The Global Business Travelers Alliance (GBTA), a trade group representing corporate travel managers, is concerned that extending the ban may create problems for business fliers. That's because they're trained to keep their devices in their sight at all times for security purposes since they may contain sensitive data.
"We support TSA's efforts in securing our airways and believe they should take all necessary steps to do so," said GBTA Executive Director Michael McCormick in a statement. "However, the question remains whether the targeted application of policies banning personal electronics is an effective measure to reduce the risk of terrorism. These policies do impact business travelers' ability to stay connected as well as cause conflicts with existing risk management procedures."
The existing ban has already created problems for business travelers, nearly half of whom said in a GBTA survey that they prefer to stay connected in-flight so they can get work done. McCormick urged the Department of Homeland Security to expand and enhance so-called trusted traveler programs, which enable to people to clear airport security on an expedited basis, and to expand other preflight security screenings.
According to Brian Sumers of the travel industry business site Skift, business travelers flying in from the Middle East are uneasy about storing their laptops full of confidential information in the plane's cargo hold. Travelers might wind up delaying nonessential trips to Europe, rather than worry about getting their laptops back from an airline if the ban is expanded, he said.
"An expanded electronics ban will be disastrous for business travelers," said Sumers. "It is not 1974 anymore. A business traveler on an 11-hour flight from London to Los Angeles expects to be as productive on the flight as at the office. Airlines are spending big money on Wi-Fi, and increasingly business travelers expect to be fully connected on a long flight -- with laptops, not iPhones. There is no doubt that an electronics ban will hurt employee productivity."

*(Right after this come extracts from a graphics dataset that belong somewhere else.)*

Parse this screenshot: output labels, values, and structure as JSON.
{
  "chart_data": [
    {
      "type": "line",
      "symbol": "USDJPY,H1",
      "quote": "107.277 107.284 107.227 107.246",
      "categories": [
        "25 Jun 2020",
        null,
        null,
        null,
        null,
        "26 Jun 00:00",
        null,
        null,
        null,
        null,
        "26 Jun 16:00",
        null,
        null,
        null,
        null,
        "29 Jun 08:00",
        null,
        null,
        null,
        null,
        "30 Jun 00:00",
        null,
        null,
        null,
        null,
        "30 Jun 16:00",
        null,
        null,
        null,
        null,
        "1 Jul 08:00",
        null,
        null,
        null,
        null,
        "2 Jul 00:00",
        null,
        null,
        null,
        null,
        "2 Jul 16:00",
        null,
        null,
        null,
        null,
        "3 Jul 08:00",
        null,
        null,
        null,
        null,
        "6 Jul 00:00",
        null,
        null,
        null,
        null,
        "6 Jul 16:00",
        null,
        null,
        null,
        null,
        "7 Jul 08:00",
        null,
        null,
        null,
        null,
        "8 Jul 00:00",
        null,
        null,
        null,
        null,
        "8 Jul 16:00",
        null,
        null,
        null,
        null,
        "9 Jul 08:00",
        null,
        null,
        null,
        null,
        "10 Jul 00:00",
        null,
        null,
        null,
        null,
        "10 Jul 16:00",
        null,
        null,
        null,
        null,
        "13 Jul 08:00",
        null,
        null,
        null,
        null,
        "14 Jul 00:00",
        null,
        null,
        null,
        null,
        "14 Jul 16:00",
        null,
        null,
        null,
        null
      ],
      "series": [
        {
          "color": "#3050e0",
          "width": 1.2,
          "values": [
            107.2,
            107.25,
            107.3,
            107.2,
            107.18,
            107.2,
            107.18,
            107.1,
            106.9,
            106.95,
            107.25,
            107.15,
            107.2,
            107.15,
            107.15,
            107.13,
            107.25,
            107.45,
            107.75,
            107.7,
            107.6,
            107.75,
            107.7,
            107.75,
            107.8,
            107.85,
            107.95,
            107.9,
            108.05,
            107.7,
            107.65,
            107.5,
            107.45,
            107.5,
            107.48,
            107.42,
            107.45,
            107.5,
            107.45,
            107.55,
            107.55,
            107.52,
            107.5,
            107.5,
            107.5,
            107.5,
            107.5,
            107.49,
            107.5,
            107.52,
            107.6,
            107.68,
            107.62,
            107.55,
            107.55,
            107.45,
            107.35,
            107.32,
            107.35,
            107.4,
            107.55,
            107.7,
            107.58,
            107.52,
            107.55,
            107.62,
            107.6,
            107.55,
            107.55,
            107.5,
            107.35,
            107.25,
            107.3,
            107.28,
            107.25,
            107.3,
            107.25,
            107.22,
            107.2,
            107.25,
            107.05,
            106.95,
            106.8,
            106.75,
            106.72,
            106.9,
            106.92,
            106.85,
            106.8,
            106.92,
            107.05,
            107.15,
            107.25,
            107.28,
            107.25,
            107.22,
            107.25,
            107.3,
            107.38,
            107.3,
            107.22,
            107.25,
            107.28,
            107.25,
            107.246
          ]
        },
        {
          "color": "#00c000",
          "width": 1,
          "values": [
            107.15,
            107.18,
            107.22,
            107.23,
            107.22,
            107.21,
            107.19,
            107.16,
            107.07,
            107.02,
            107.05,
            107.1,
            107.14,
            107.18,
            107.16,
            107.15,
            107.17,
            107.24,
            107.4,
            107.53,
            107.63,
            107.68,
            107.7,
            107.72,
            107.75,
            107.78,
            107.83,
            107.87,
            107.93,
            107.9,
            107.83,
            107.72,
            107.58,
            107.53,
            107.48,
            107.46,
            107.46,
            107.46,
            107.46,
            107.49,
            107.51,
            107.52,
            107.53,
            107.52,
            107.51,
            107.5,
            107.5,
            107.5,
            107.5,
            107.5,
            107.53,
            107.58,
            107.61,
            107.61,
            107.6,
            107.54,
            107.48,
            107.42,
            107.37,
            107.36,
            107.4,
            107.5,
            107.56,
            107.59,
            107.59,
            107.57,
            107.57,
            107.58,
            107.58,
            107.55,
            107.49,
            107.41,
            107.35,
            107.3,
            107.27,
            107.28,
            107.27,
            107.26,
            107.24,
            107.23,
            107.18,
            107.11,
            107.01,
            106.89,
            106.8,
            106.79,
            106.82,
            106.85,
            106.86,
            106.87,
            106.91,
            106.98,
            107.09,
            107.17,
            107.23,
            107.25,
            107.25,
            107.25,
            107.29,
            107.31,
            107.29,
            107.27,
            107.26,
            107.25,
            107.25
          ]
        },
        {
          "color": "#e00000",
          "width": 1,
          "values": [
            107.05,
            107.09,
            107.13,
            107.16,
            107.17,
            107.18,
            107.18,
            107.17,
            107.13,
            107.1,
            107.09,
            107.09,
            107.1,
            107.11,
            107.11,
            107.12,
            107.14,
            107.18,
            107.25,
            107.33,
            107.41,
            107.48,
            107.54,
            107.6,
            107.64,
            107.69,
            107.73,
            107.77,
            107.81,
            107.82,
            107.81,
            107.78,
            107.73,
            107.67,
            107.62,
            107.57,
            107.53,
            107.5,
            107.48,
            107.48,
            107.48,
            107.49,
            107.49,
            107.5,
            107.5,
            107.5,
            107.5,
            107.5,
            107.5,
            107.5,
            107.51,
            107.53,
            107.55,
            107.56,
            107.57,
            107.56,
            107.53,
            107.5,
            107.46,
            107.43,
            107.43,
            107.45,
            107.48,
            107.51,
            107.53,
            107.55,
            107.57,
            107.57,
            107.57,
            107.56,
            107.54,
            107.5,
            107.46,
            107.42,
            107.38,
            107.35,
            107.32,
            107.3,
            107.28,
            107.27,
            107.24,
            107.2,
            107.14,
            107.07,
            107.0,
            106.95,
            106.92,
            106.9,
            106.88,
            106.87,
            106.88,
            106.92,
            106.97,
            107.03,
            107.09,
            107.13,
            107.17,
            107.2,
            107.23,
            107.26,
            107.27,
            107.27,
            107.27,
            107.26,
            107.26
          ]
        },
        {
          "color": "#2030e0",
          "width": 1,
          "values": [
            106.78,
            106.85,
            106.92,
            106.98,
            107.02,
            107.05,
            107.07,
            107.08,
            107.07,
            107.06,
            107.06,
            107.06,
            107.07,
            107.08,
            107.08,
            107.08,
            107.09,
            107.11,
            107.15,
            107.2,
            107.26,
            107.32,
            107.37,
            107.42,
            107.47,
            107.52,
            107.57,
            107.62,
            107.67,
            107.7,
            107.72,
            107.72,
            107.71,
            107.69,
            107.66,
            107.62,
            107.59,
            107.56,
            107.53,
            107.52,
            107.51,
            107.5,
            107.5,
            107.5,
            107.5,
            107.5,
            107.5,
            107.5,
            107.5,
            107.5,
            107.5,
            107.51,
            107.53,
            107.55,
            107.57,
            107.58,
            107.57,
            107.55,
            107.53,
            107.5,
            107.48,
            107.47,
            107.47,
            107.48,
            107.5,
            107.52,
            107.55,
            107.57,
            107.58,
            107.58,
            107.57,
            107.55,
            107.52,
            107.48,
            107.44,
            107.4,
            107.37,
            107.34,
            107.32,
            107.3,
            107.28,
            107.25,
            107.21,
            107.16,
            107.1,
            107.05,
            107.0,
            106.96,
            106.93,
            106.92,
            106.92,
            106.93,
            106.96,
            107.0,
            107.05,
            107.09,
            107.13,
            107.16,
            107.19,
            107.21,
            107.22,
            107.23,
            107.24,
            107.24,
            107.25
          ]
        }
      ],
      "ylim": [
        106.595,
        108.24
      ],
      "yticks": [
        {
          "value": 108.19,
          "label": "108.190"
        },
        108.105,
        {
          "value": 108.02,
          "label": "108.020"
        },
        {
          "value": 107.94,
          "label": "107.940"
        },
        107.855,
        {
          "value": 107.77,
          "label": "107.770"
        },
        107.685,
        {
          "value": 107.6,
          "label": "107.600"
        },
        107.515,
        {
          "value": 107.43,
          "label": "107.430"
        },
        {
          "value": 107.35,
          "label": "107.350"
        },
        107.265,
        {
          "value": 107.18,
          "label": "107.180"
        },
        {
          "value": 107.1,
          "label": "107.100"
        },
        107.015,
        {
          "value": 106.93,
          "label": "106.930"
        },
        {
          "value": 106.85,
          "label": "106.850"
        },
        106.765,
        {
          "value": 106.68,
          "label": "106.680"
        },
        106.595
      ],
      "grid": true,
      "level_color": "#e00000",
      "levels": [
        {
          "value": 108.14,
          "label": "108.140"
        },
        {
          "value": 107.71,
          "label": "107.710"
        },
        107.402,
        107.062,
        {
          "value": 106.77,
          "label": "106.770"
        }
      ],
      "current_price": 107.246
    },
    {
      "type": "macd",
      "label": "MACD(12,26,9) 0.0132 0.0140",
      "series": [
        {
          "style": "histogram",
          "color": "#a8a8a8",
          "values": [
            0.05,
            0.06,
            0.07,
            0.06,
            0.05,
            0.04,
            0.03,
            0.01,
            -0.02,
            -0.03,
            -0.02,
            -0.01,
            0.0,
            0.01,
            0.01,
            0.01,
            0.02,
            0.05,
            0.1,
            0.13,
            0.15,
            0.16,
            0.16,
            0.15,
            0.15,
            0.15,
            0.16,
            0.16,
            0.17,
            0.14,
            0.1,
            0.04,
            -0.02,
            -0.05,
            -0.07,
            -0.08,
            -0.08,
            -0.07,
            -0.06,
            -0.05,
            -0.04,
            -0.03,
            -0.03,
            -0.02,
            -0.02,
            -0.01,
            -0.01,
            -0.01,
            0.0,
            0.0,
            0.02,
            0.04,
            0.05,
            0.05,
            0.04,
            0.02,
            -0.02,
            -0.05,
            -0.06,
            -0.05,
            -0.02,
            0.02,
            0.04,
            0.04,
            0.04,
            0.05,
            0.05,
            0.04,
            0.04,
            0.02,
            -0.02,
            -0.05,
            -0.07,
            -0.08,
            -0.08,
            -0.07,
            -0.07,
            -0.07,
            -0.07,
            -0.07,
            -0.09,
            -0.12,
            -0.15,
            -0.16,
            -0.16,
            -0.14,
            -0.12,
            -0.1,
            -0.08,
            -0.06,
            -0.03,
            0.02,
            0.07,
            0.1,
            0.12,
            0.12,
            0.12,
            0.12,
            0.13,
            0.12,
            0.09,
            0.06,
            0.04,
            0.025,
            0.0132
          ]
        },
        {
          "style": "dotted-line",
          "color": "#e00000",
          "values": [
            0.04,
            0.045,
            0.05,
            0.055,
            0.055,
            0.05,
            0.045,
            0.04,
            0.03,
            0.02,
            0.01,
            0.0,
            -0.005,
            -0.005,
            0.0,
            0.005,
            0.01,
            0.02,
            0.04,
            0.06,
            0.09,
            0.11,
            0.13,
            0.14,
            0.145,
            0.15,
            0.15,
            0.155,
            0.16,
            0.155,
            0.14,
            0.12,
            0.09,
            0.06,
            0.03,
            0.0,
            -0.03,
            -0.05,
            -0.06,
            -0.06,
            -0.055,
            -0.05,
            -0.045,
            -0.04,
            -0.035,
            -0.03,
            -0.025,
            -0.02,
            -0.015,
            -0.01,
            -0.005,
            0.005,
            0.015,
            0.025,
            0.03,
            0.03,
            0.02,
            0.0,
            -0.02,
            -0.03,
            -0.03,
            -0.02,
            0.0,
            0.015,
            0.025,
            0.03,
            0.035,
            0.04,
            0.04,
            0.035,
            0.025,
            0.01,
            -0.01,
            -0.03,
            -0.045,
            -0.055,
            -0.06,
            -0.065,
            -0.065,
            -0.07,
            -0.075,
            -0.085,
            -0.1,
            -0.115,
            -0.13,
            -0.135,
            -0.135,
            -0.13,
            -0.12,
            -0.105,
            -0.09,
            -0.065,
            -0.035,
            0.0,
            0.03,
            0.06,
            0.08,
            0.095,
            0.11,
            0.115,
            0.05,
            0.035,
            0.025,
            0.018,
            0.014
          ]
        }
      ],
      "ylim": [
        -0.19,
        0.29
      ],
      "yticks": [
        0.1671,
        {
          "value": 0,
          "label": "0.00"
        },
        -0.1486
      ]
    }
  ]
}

Weekly meetings between the DHS and the airline industry are ongoing as officials discuss the potential disruptions that an expanded ban may cause. A decision by the DHS Secretary John Kelly is expected within the next few weeks. A department official told CBS News that "certainly more than a couple" of airports are being considered in the expanded ban, though the agency stressed in an official statement that it has made no decisions.
A spokesman for Airlines for America, the industry's main trade group, said it would be premature to speculate on a new security directive before it's officially announced.
Former top TSA officials indicate to CBS News that a laptop ban had been discussed for more than a year dating back to an attack on a Somali airliner. The sense then was a total or widespread ban was impractical and would lead to an outcry from business travelers.
Even just talk of an expanded ban seems to be having that exact effect.